Chantill is a movement explorer, educator, mentor and coach. She’s made a 20-year career teaching movement and it still makes her say “Hell, ya!” She is the founder of the education company, Skillful Teaching, the creator of the Thinking Pilates Podcast and author of two books on teaching, Moving Beyond Technique, and soon to be released Teaching (Movement) Matters (2020).

Her work currently focuses on teaching/learning from the whole-person and whole-body perspective, drawing from brain-based learning frameworks, motivation and communication science, somatic and humanistic psychology, and other cutting edge models such as the Polyvagal Theory. She’s recently launched a new teaching framework called Integrative Movement Facilitation.

Her BIG PASSION is supporting movement teachers of all kinds in taking their work to the next level both personally and professionally through two flagship projects: the Skillful Teaching Mentorship Program and the Science + Psychology of Teaching Master’s Program.

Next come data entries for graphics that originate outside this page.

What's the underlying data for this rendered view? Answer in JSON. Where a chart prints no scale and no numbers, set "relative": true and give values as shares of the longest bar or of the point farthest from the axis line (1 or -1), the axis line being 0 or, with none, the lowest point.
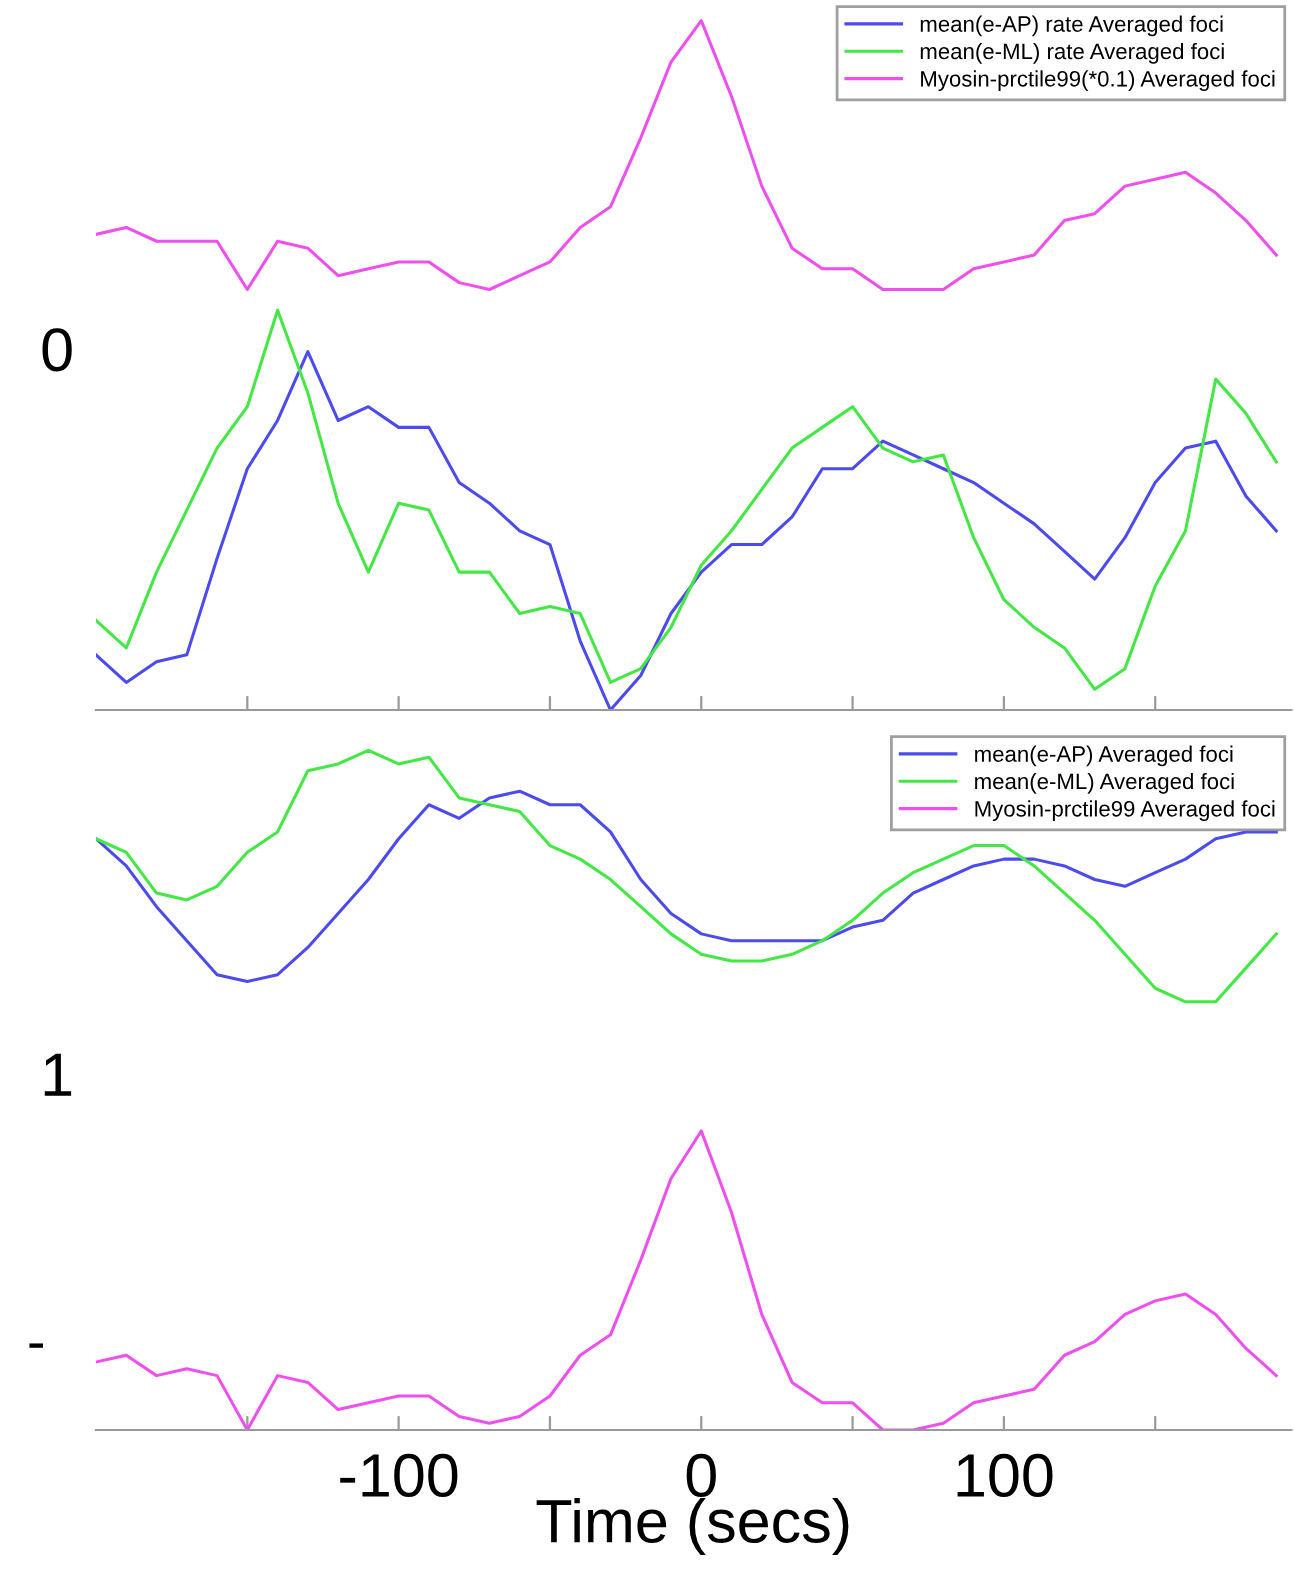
{
  "chart_data": [
    {
      "type": "line",
      "relative": true,
      "ylabel": "0",
      "x": [
        -200,
        -190,
        -180,
        -170,
        -160,
        -150,
        -140,
        -130,
        -120,
        -110,
        -100,
        -90,
        -80,
        -70,
        -60,
        -50,
        -40,
        -30,
        -20,
        -10,
        0,
        10,
        20,
        30,
        40,
        50,
        60,
        70,
        80,
        90,
        100,
        110,
        120,
        130,
        140,
        150,
        160,
        170,
        180,
        190
      ],
      "xlim": [
        -200,
        195
      ],
      "xticks": [
        {
          "value": -150,
          "label": null
        },
        {
          "value": -100,
          "label": null
        },
        {
          "value": -50,
          "label": null
        },
        {
          "value": 0,
          "label": null
        },
        {
          "value": 50,
          "label": null
        },
        {
          "value": 100,
          "label": null
        },
        {
          "value": 150,
          "label": null
        }
      ],
      "tick_labels": false,
      "legend": "top right",
      "grid": false,
      "series": [
        {
          "name": "mean(e-AP) rate Averaged foci",
          "color": "#4b4bef",
          "values": [
            0.08,
            0.04,
            0.07,
            0.08,
            0.22,
            0.35,
            0.42,
            0.52,
            0.42,
            0.44,
            0.41,
            0.41,
            0.33,
            0.3,
            0.26,
            0.24,
            0.1,
            0,
            0.05,
            0.14,
            0.2,
            0.24,
            0.24,
            0.28,
            0.35,
            0.35,
            0.39,
            0.37,
            0.35,
            0.33,
            0.3,
            0.27,
            0.23,
            0.19,
            0.25,
            0.33,
            0.38,
            0.39,
            0.31,
            0.26
          ]
        },
        {
          "name": "mean(e-ML) rate Averaged foci",
          "color": "#44e844",
          "values": [
            0.13,
            0.09,
            0.2,
            0.29,
            0.38,
            0.44,
            0.58,
            0.46,
            0.3,
            0.2,
            0.3,
            0.29,
            0.2,
            0.2,
            0.14,
            0.15,
            0.14,
            0.04,
            0.06,
            0.12,
            0.21,
            0.26,
            0.32,
            0.38,
            0.41,
            0.44,
            0.38,
            0.36,
            0.37,
            0.25,
            0.16,
            0.12,
            0.09,
            0.03,
            0.06,
            0.18,
            0.26,
            0.48,
            0.43,
            0.36
          ]
        },
        {
          "name": "Myosin-prctile99(*0.1) Averaged foci",
          "color": "#f04ff0",
          "values": [
            0.69,
            0.7,
            0.68,
            0.68,
            0.68,
            0.61,
            0.68,
            0.67,
            0.63,
            0.64,
            0.65,
            0.65,
            0.62,
            0.61,
            0.63,
            0.65,
            0.7,
            0.73,
            0.83,
            0.94,
            1,
            0.89,
            0.76,
            0.67,
            0.64,
            0.64,
            0.61,
            0.61,
            0.61,
            0.64,
            0.65,
            0.66,
            0.71,
            0.72,
            0.76,
            0.77,
            0.78,
            0.75,
            0.71,
            0.66
          ]
        }
      ]
    },
    {
      "type": "line",
      "relative": true,
      "ylabel": "1",
      "xlabel": "Time (secs)",
      "annotations": [
        "-"
      ],
      "x": [
        -200,
        -190,
        -180,
        -170,
        -160,
        -150,
        -140,
        -130,
        -120,
        -110,
        -100,
        -90,
        -80,
        -70,
        -60,
        -50,
        -40,
        -30,
        -20,
        -10,
        0,
        10,
        20,
        30,
        40,
        50,
        60,
        70,
        80,
        90,
        100,
        110,
        120,
        130,
        140,
        150,
        160,
        170,
        180,
        190
      ],
      "xlim": [
        -200,
        195
      ],
      "xticks": [
        {
          "value": -150,
          "label": null
        },
        -100,
        {
          "value": -50,
          "label": null
        },
        0,
        {
          "value": 50,
          "label": null
        },
        100,
        {
          "value": 150,
          "label": null
        }
      ],
      "tick_labels": "x",
      "legend": "top right",
      "grid": false,
      "series": [
        {
          "name": "mean(e-AP) Averaged foci",
          "color": "#4b4bef",
          "values": [
            0.87,
            0.83,
            0.77,
            0.72,
            0.67,
            0.66,
            0.67,
            0.71,
            0.76,
            0.81,
            0.87,
            0.92,
            0.9,
            0.93,
            0.94,
            0.92,
            0.92,
            0.88,
            0.81,
            0.76,
            0.73,
            0.72,
            0.72,
            0.72,
            0.72,
            0.74,
            0.75,
            0.79,
            0.81,
            0.83,
            0.84,
            0.84,
            0.83,
            0.81,
            0.8,
            0.82,
            0.84,
            0.87,
            0.88,
            0.88
          ]
        },
        {
          "name": "mean(e-ML) Averaged foci",
          "color": "#44e844",
          "values": [
            0.87,
            0.85,
            0.79,
            0.78,
            0.8,
            0.85,
            0.88,
            0.97,
            0.98,
            1,
            0.98,
            0.99,
            0.93,
            0.92,
            0.91,
            0.86,
            0.84,
            0.81,
            0.77,
            0.73,
            0.7,
            0.69,
            0.69,
            0.7,
            0.72,
            0.75,
            0.79,
            0.82,
            0.84,
            0.86,
            0.86,
            0.83,
            0.79,
            0.75,
            0.7,
            0.65,
            0.63,
            0.63,
            0.68,
            0.73
          ]
        },
        {
          "name": "Myosin-prctile99 Averaged foci",
          "color": "#f04ff0",
          "values": [
            0.1,
            0.11,
            0.08,
            0.09,
            0.08,
            0,
            0.08,
            0.07,
            0.03,
            0.04,
            0.05,
            0.05,
            0.02,
            0.01,
            0.02,
            0.05,
            0.11,
            0.14,
            0.25,
            0.37,
            0.44,
            0.32,
            0.17,
            0.07,
            0.04,
            0.04,
            0.0,
            0.0,
            0.01,
            0.04,
            0.05,
            0.06,
            0.11,
            0.13,
            0.17,
            0.19,
            0.2,
            0.17,
            0.12,
            0.08
          ]
        }
      ]
    }
  ]
}
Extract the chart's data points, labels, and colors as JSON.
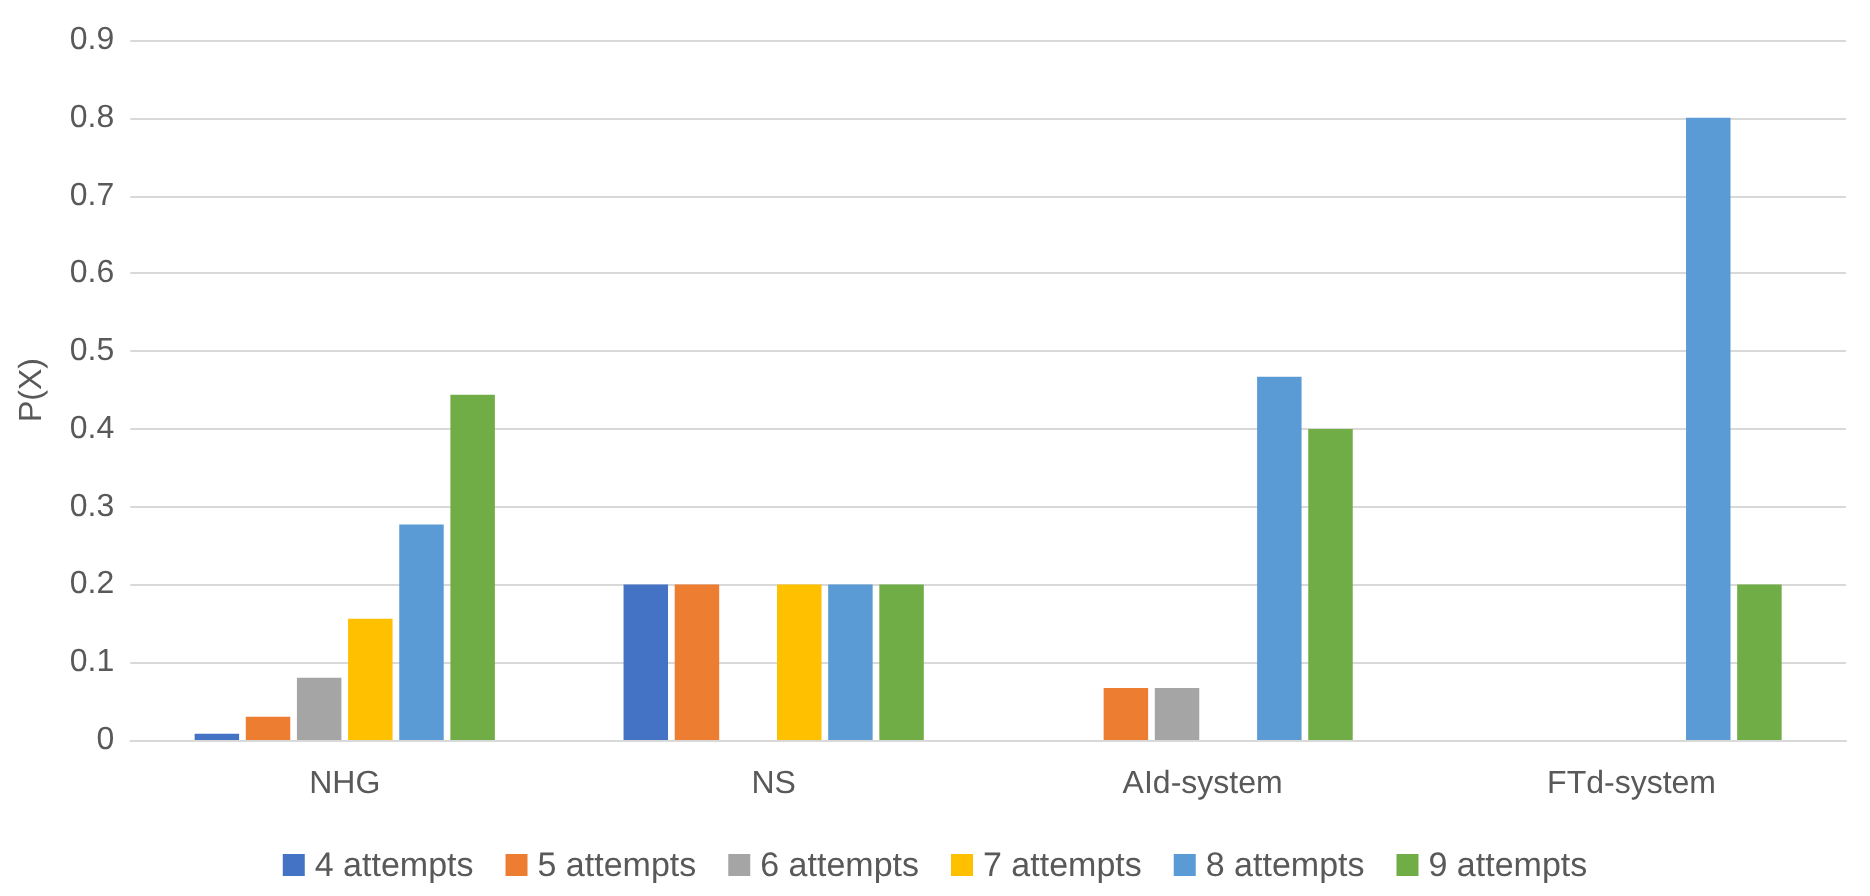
{
  "chart_data": {
    "type": "bar",
    "ylabel": "P(X)",
    "categories": [
      "NHG",
      "NS",
      "AId-system",
      "FTd-system"
    ],
    "series": [
      {
        "name": "4 attempts",
        "color": "#4472c4",
        "values": [
          0.008,
          0.2,
          0,
          0
        ]
      },
      {
        "name": "5 attempts",
        "color": "#ed7d31",
        "values": [
          0.03,
          0.2,
          0.067,
          0
        ]
      },
      {
        "name": "6 attempts",
        "color": "#a5a5a5",
        "values": [
          0.08,
          0,
          0.067,
          0
        ]
      },
      {
        "name": "7 attempts",
        "color": "#ffc000",
        "values": [
          0.156,
          0.2,
          0,
          0
        ]
      },
      {
        "name": "8 attempts",
        "color": "#5b9bd5",
        "values": [
          0.277,
          0.2,
          0.467,
          0.8
        ]
      },
      {
        "name": "9 attempts",
        "color": "#70ad47",
        "values": [
          0.444,
          0.2,
          0.4,
          0.2
        ]
      }
    ],
    "ylim": [
      0,
      0.9
    ],
    "yticks": [
      0,
      0.1,
      0.2,
      0.3,
      0.4,
      0.5,
      0.6,
      0.7,
      0.8,
      0.9
    ],
    "grid": "y",
    "legend": "bottom"
  }
}
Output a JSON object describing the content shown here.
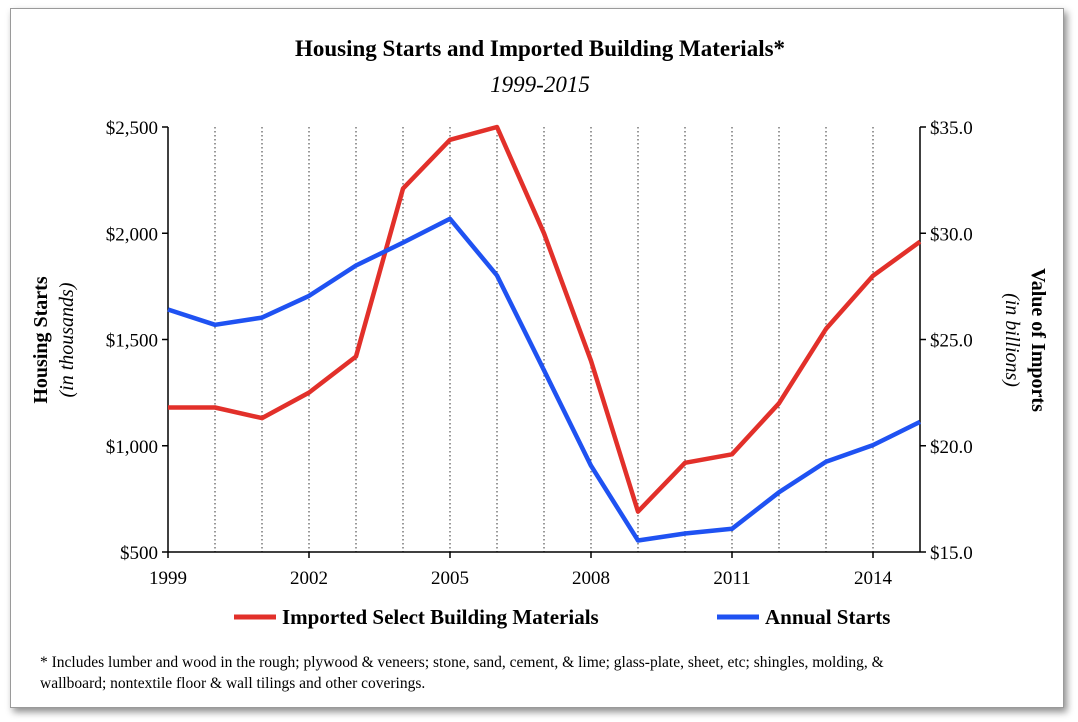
{
  "chart_data": {
    "type": "line",
    "title": "Housing Starts and Imported Building Materials*",
    "subtitle": "1999-2015",
    "y_left": {
      "label": "Housing Starts",
      "sublabel": "(in thousands)",
      "range": [
        500,
        2500
      ],
      "ticks": [
        500,
        1000,
        1500,
        2000,
        2500
      ],
      "tick_labels": [
        "$500",
        "$1,000",
        "$1,500",
        "$2,000",
        "$2,500"
      ]
    },
    "y_right": {
      "label": "Value of Imports",
      "sublabel": "(in billions)",
      "range": [
        15,
        35
      ],
      "ticks": [
        15,
        20,
        25,
        30,
        35
      ],
      "tick_labels": [
        "$15.0",
        "$20.0",
        "$25.0",
        "$30.0",
        "$35.0"
      ]
    },
    "x_range": [
      1999,
      2015
    ],
    "x_ticks": [
      1999,
      2002,
      2005,
      2008,
      2011,
      2014
    ],
    "x_tick_labels": [
      "1999",
      "2002",
      "2005",
      "2008",
      "2011",
      "2014"
    ],
    "grid": "vertical-dotted",
    "legend_position": "bottom",
    "series": [
      {
        "name": "Imported Select Building Materials",
        "axis": "right",
        "color": "#e2302a",
        "x": [
          1999,
          2000,
          2001,
          2002,
          2003,
          2004,
          2005,
          2006,
          2007,
          2008,
          2009,
          2010,
          2011,
          2012,
          2013,
          2014,
          2015
        ],
        "values": [
          21.8,
          21.8,
          21.3,
          22.5,
          24.2,
          32.1,
          34.4,
          35.0,
          30.0,
          24.0,
          16.9,
          19.2,
          19.6,
          22.0,
          25.5,
          28.0,
          29.6
        ]
      },
      {
        "name": "Annual Starts",
        "axis": "left",
        "color": "#1f52f2",
        "x": [
          1999,
          2000,
          2001,
          2002,
          2003,
          2004,
          2005,
          2006,
          2007,
          2008,
          2009,
          2010,
          2011,
          2012,
          2013,
          2014,
          2015
        ],
        "values": [
          1641,
          1569,
          1603,
          1705,
          1848,
          1956,
          2068,
          1801,
          1355,
          906,
          554,
          587,
          609,
          781,
          925,
          1003,
          1112
        ]
      }
    ],
    "footnote": "* Includes lumber and wood in the rough; plywood & veneers; stone, sand, cement, & lime; glass-plate, sheet, etc; shingles, molding, & wallboard; nontextile floor & wall tilings and other coverings."
  }
}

As a journalist in a previous life, Chantill’s most recent creation is an exciting and unique new online course called Words Matters. Words Matter takes teachers through the process of improving their written and verbal skills as they relate to teaching and marketing. Get upcoming dates for all of her programs at skillfulteaching.com.

You can find Chantill teaching throughout the U.S. and offering online coursework and support to teachers around the world. Her home base is Sacramento, CA.